Österreich kann sich wieder relativ günstig neu verschulden

Wien (APA) - Die Republik Österreich konnte sich heute so günstig neu verschulden wie schon lange nicht mehr und hat dabei auch von den politischen Querelen in Italien und Spanien profitiert. Neue Bonds der zehnjährigen Bundesanleihe erzielten heute bei der Auktion mit 0,648 Prozent die niedrigste Rendite seit ihrer Auflage im Jänner dieses Jahres. Vor einem Monat waren es noch 0,707 Prozent.

Für die heute ebenfalls aufgestockte fünfjährige Emission waren Investoren wieder bereit, eine negative Rendite in Kauf zu nehmen - diesmal waren es durchschnittlich Minus 0,076 Prozent. Heuer seien es schon 0,19 Prozent gewesen.

"Die Nachfrage nach Bonds aus sicheren Häfen, zu denen auch Österreich zählt, ist deutlich gestiegen", sagte der Chef der Bundesfinanzierungsagentur (OeBFA), Markus Stix, am Dienstag nach der Auktion der neuen Bundesanleihen zur APA.
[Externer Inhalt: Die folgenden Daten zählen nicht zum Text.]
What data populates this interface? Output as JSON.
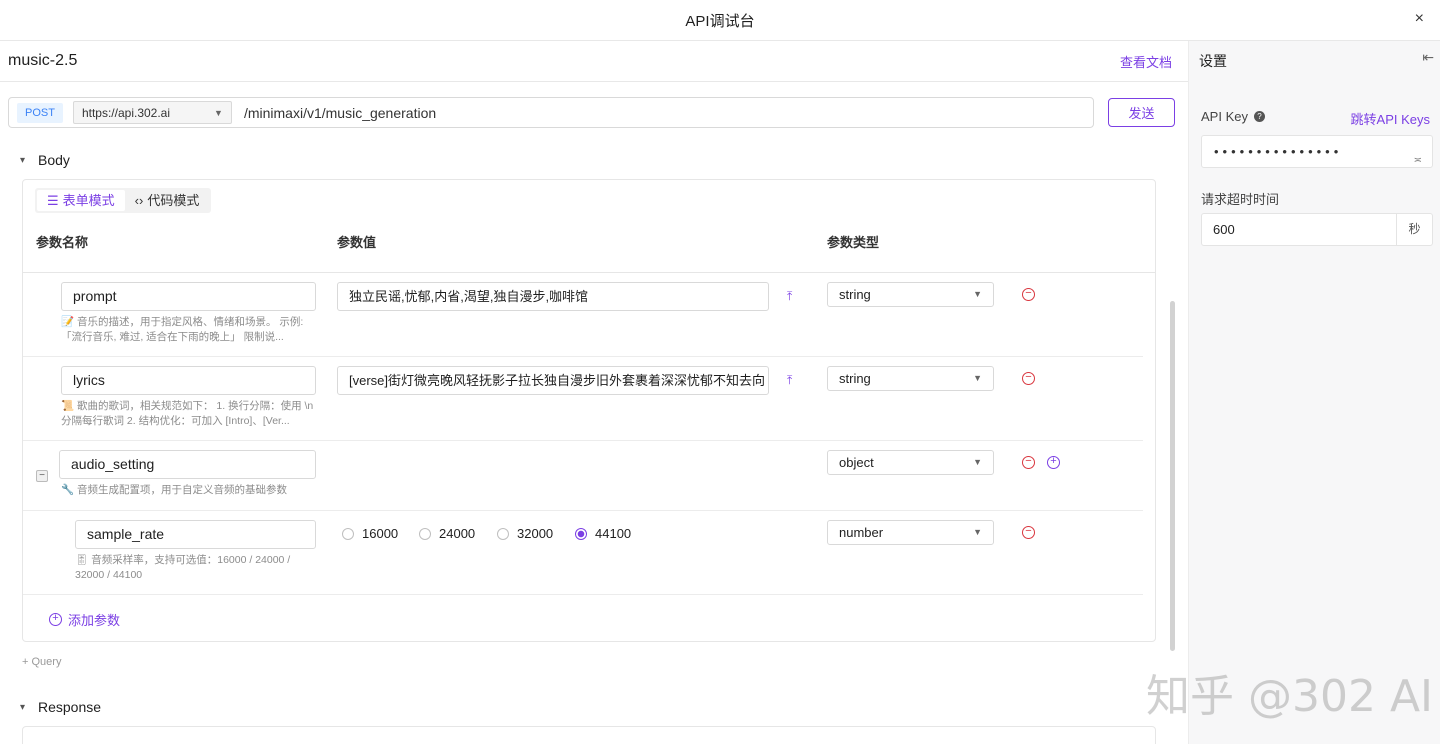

Die Auktion habe ein "sehr herausragendes Ergebnis gebracht", so Stix weiter. Die Nachfrage nach den zehnjährigen Bonds sei die stärkste seit November des Vorjahres gewesen. Die Emission sei 3,5-fach überzeichnet gewesen. Auch die fünfjährige Emission sei mehr als 3-fach überzeichnet worden - was sehr selten der Fall sei.

Das für die Schuldenaufnahme des Bundes günstige Umfeld hat sich laut Stix bereits in den Vorwochen mit den aktuellen politischen Entwicklungen in Italien und Spanien abgezeichnet. Investorengelder seien vermehrt in sichere Häfen geleitet worden, wovon Österreich als sehr sicherer Hafen ebenfalls profitiert habe. Die Renditen seien generell gesunken.

Als Folge dieser Entwicklung sei der Zinsabstand zu Deutschland wieder etwas aufgegangen. Im zehnjährigen Laufzeitenbereich seien es aktuell 25 Basispunkte nach 16 bis 17 vor einem Monat. Das sei aber kein Österreich-Spezifikum, so Stix, auch bei vergleichbaren Staaten würden die Spreads aufgehen. Zehn Basispunkte im fünfjährigen Bereich seien auch ein sehr guter Wert.

Ein weiterer Grund für die verstärkte Investorennachfrage nach österreichischen Staatsanleihen könnte laut Stix auch die verbesserte Wachstumsprognose der OECD für Österreich sein, sowie die verbesserte Einstufung des heimischen Bankensystems durch die Ratingagentur Standard & Poor's (S&P). Österreich liege mit Deutschland, der Schweiz, Kanada oder Finnland derzeit auf der besten Stufe. Damit werde wieder mehr Vertrauen für den österreichischen Bankenmarkt testiert, so der OeBFA-Chef.

Beide Staatsanleihen wurden heute um jeweils 575 Mio. Euro aufgestockt. Vom zehnjährigen Staatsbond sind nunmehr 7,1 Mrd. Euro ausstehend, von der fünfjährigen Emission 6,8 Mrd. Euro. Insgesamt wurden mit der heutigen Auktion über 50 Prozent des diesjährigen Finanzierungsvolumens unter Dach und Fach gebracht.